PORTLAND, Ore. — A package theft, nearly caught on camera, has Portland police looking for the woman who might be responsible.
It happened just after noon on Monday, March 27. Homeowner Mair Blatt was at lunch when she received a notification on her phone. Blatt uses a Ring Video Doorbell, which can capture video and sound of people walking up to a front porch. The camera on the doorbell is motion-activated and will send a live video feed to the homeowner's phone. Blatt admits she didn't look at her notification carefully.
"My phone got a ping and I actually looked at the phone when it pinged and saw the image of this person coming up my stairs and I thought it was my neighbor."
Blatt dismissed the notification but the camera kept rolling long enough to show the woman get closer to the door and then take out a notebook as if to write something. When Blatt returned home, she found a note on her porch that read, "Hey! Thank you for the package!"

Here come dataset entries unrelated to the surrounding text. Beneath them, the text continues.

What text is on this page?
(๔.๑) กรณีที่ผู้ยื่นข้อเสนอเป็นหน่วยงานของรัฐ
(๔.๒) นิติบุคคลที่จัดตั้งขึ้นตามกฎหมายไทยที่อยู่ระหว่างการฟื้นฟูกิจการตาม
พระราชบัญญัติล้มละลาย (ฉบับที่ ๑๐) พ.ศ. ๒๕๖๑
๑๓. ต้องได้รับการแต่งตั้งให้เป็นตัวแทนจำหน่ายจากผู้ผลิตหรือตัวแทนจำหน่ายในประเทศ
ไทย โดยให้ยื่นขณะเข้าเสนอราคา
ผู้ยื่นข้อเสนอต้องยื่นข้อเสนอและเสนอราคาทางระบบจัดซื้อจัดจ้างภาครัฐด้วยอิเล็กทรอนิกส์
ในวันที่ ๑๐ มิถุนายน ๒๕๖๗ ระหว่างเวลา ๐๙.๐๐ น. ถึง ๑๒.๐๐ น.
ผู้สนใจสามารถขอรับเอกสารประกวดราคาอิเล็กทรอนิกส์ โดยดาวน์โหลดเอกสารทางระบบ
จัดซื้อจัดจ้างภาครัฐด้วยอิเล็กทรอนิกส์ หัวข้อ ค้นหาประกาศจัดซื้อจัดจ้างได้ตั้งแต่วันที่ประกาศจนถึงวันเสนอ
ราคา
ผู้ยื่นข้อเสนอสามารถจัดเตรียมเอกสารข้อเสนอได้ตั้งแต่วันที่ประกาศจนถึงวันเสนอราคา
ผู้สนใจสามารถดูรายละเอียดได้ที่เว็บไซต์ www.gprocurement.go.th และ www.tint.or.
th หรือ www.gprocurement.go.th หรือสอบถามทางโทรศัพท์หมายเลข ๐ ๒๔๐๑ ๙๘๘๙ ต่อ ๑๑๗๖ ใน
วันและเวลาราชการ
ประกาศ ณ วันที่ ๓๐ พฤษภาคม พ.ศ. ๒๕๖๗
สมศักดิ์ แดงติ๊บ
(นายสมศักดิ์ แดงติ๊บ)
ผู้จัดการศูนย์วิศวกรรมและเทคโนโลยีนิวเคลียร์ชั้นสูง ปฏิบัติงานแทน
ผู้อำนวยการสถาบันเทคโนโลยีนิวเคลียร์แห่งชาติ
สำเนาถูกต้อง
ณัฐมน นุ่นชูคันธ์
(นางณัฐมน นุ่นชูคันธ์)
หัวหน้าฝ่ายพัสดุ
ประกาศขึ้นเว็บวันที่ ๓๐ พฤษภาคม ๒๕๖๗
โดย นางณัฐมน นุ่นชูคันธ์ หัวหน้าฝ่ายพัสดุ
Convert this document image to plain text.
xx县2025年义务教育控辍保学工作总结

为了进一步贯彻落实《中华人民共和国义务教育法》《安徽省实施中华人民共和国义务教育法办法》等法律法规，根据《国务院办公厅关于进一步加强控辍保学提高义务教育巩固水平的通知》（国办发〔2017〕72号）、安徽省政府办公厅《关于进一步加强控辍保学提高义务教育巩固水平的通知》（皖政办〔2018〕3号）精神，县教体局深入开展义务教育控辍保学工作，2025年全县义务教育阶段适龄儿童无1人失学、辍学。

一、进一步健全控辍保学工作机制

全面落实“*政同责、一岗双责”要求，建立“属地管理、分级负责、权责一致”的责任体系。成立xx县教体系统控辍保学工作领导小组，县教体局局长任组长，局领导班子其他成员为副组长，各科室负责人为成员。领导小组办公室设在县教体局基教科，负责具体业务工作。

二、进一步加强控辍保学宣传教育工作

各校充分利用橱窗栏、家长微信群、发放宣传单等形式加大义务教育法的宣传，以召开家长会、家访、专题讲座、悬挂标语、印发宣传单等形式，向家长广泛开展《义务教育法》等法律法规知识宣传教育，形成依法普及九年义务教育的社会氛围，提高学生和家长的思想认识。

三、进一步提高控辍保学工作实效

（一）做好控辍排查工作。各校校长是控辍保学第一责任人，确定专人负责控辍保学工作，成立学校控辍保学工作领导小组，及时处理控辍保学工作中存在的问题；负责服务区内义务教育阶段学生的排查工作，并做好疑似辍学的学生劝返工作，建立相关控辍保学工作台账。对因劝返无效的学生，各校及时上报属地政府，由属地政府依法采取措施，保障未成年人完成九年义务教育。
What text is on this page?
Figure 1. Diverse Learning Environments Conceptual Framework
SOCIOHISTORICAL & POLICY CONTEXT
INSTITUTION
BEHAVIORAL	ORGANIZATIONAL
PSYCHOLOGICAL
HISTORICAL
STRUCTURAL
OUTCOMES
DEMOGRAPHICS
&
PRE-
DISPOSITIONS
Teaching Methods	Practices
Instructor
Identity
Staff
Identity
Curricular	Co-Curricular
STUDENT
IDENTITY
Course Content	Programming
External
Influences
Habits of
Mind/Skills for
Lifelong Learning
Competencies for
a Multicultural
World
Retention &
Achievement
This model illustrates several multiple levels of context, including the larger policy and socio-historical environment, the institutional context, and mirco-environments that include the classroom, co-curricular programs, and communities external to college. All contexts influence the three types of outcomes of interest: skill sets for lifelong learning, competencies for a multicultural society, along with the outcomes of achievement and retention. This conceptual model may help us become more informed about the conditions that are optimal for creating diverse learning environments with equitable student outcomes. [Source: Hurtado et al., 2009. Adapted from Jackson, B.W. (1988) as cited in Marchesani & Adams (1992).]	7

Blatt then learned UPS had delivered a package to her doorstep an hour earlier. That package was nowhere to be found. Blatt's video doorbell camera stopped recording when she dismissed the notification, so the footage doesn't run long enough to prove the woman actually took the package. Blatt, however, is confident that's what happened. The empty box was found around the corner and in some bushes.
"The boldness of this gal to just walk through, broad daylight, right at noon and just come up and comfortably take someone's box, thank them for it, rip it open and then litter in my neighborhood," remarked Blatt.
Blatt says the only thing in the package was a $17 bottle of hair oil. She's hoping someone will recognize the woman and call Portland police. Police confirm they are investigating and they believe the woman caught on camera is the prime suspect in the theft.